We are pleased to present an intriguing case that underscores the potential for misinterpretation
of ultrasound findings, particularly in the context of a relatively common clinical
scenario.
During a routine ultrasound examination of a 12-year-old boy with a history of left-sided
vesicoureteric reflux (VUR), a distinct hyperechoic focus measuring approximately
1.7 cm with posterior shadowing was observed at the left vesicoureteric junction (VUJ)
([Fig. 1A]). Notably, color Doppler imaging revealed a characteristic twinkling artifact ([Fig. 1B]), alongside the presence of ureteric jets from both VUJs into the bladder ([Fig. 1C]).
Fig. 1 Ultrasound image of the bladder shows (A) a well-defined hyperechoic focus with posterior shadowing at the left vesicoureteric
junction (VUJ) (arrow). On color Doppler, there was (B) twinkling artifact (arrowhead). Doppler also showed ureteric jet from both VUJ into
the bladder (C).
Regrettably, in the enthusiasm of identifying what was presumed to be a 1.7-cm nonobstructive
calculus, the crucial step of detailed patient history examination was overlooked.
Subsequent inquiry into the patient's medical background revealed a history of successful
treatment for left-sided VUR 3 years prior, through the administration of Deflux injection
at the VUJ. This revelation challenged the initial diagnosis of VUJ calculus, shedding
light on the possibility of Deflux injection mimicking such calcific appearances.
Deflux injection, comprising a biodegradable dextranomer-hyaluronic acid copolymer,
is commonly employed in the management of vesicoureteral reflux in pediatric patients
([Fig. 2]). Its mechanism involves inducing a mass effect at the VUJ, thereby enhancing valve
competency and preventing reflux. Deflux injections are administered into specific
layers of the ureter and the bladder. Subureteral injections are administered beneath
the ureteral orifice, targeting the submucosal layer of the ureter at the VUJ ([Fig. 3A])—also known as STING (subureteric injection). Another technique called the hydrodistension
implantation technique (HIT) consists of introducing the needle into the mucosa inside
the ureteral tunnel. Finally, the double HIT is currently the most performed technique
for endoscopic correction of VUR in the United States. It consists of two intraluminal
ureteric tunnel injections with hydrodistension. The first injection of the bulking
agent aims to coapt the detrusor tunnel whereas the second injection in a more distal
intramural tunnel leads to coaptation of the ureteric orifice. These intravesical
injections are administered at the detrusor muscle layer ([Fig. 3B]). Endoscopic injections, performed via a urethral endoscope, can target either the
submucosal layer of the ureter or the detrusor muscle layer.[3]

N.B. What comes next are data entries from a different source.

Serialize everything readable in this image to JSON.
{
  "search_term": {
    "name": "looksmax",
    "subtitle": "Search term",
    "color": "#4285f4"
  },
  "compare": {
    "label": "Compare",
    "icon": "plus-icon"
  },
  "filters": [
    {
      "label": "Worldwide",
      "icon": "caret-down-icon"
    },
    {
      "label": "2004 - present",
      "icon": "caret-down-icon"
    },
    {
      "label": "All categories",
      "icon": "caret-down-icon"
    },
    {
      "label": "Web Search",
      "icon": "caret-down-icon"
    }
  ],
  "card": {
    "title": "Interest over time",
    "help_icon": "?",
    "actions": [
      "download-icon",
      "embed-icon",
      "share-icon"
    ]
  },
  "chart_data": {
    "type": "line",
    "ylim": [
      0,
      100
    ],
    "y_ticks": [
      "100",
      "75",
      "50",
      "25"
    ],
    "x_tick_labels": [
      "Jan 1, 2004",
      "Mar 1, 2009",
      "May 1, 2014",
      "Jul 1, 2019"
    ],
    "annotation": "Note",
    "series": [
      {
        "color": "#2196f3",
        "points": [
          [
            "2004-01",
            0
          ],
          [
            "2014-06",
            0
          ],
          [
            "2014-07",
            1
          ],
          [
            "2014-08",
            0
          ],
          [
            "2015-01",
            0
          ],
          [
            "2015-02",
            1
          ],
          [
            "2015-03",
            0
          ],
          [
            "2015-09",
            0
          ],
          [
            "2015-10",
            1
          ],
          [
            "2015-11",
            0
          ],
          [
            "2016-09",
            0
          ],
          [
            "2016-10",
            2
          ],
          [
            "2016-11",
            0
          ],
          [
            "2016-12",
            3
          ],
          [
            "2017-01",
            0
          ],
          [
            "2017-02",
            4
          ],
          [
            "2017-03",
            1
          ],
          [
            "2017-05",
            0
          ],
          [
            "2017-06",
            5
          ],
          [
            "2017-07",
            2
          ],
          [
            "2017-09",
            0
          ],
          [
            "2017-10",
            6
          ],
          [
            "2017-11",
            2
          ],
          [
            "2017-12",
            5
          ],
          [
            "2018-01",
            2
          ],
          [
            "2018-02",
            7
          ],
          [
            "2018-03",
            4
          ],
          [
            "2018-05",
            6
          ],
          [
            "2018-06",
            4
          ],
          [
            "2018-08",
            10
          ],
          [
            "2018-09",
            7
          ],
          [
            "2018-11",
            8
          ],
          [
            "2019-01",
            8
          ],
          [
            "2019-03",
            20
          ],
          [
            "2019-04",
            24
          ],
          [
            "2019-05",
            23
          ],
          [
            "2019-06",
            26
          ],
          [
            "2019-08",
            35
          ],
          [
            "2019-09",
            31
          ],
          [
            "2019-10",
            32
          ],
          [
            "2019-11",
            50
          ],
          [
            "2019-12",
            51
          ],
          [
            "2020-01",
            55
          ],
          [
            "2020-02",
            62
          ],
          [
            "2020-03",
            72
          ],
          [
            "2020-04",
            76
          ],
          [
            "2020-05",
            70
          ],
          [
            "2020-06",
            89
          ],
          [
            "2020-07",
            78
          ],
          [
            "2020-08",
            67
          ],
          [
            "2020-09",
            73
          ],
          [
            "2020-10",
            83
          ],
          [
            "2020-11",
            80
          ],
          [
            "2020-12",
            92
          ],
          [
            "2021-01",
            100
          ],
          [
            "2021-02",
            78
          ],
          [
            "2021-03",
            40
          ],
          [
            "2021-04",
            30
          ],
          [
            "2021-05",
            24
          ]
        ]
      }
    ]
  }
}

Fig. 2 Diagrammatic representation of Deflux injection at vesicoureteric junction (VUJ)
through cystoscopy approach.
Fig. 3 (A) Diagrammatic representation of STING (subureteric injection) technique with submucosal
injection of Deflux into the ureter. (B) Diagrammatic representation of double hit technique of Deflux injection into the
detrusor muscle in the urinary bladder and the submucosal layer of the ureter.
On ultrasound, these implants may initially appear isoechoic, later transitioning
to a hyperechoic state with postacoustic shadowing and twinkle artifacts. On noncontrast
computed tomography (CT) scans Deflux appears hypodense. But density can change over
time depending on biodegradation, displacement, dissolution, calcification, or disruption.[4]
In distinguishing Deflux injection from calculus on ultrasound, certain key considerations
merit attention. First, meticulous patient history remains paramount. Additionally,
the absence of hydronephrosis despite the presence of a seemingly large calculus,
coupled with the persistence of ureteric jets into the bladder, can serve as crucial
discriminators. Similarly, on CT absence of back pressure changes in the form of hydronephrosis
and density < 400 HU were highly suggestive of calcified Deflux.[4]
The overarching lesson derived from this case extends beyond mere differentiation
between Deflux injection and calculus. It underscores the fundamental principle of
diagnostic medicine: the imperative to recognize the subtleties of individual patient
presentations amidst the broader statistical landscape. While the majority of cases
may conform to expected patterns, it is the identification and interpretation of atypical
findings that truly distinguish clinical acumen.
In conclusion, this case serves as a poignant reminder of the nuanced nature of diagnostic
radiology, urging practitioners to exercise diligence, clinical judgment, and an unwavering
commitment to patient-centered care.